If we take the assumption, for the moment, that the people who would take option 4 form at least 10% of the population in general (this may be a little low), and we further take the idea that Omega has a track record of success in 99% or more of previous trials (as is often specified in Newcomb-like problems), then it is clear that whatever algorithm Omega is using to decide who to present the boxes to is biased, and biased heavily, against offering the boxes to such a person.
Consider:
P(P) = The probability that Omega will present the boxes to a given person.
P(M|P) = The probability that Omega will fill the boxes correctly (empty for a two-boxer, full for a one-boxer) P(M’|P) = The probability that Omega will fail to fill the boxes correctly
P(O) = The probability that the person will choose option 4
P (M’|O) = 1 (from the definition of option 4) therefore P(M|O) = 0
and if Omega is a perfect predictor, then P(M|O’) = 1 as well.

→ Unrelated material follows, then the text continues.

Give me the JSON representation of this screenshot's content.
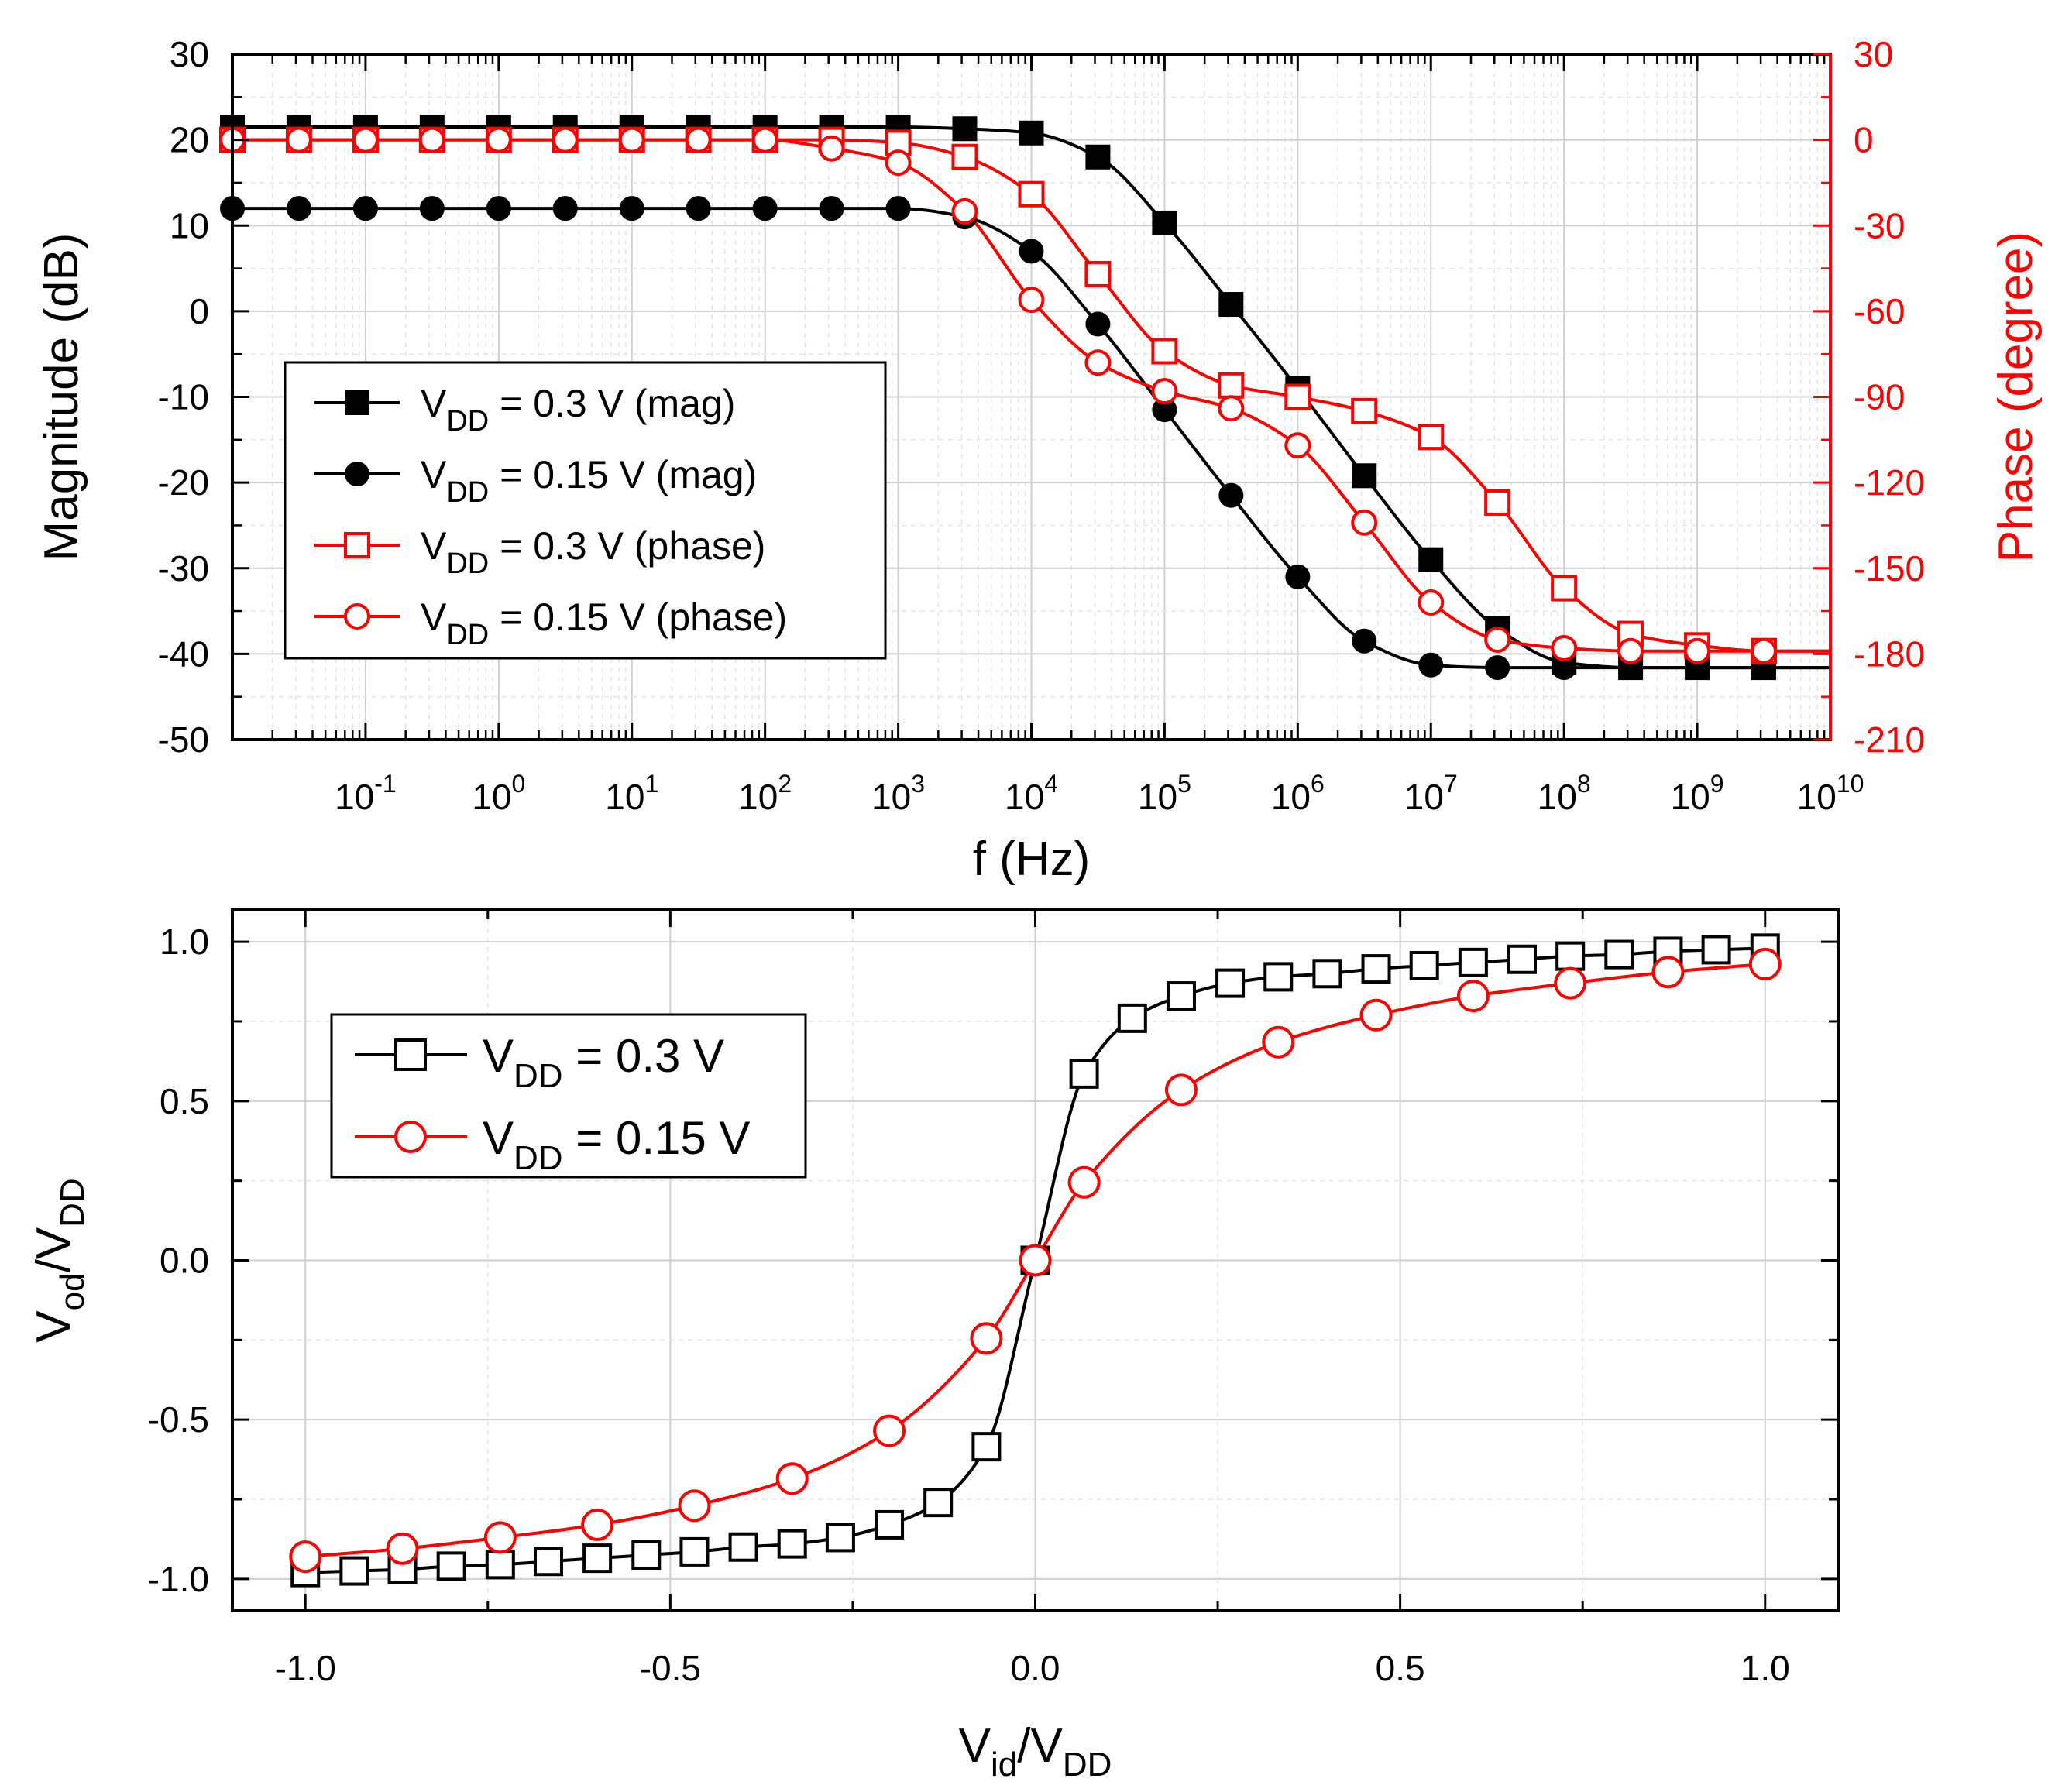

P (M|P) = 0.99 (from the statement of the problem)
P (O) = 0.1 (assumed)
Now, of all the people to whom boxes are presented, Omega is only getting at most one percent wrong; P(M’|P) ⇐ 0.01. Since P(M’|O) = 1, and P(M’|O’)=0, it follows that P(P|O) ⇐ 0.01.
If Omega is a less than perfect predictor, then P(M’|O’)>0, and P(P|O)<0.01.
And, since P(P|O) = 0.01 < P(O) = 0.1, I therefore conclude that Omega must have a bias—and a fairly strong one—against presenting the boxes to such perverse players.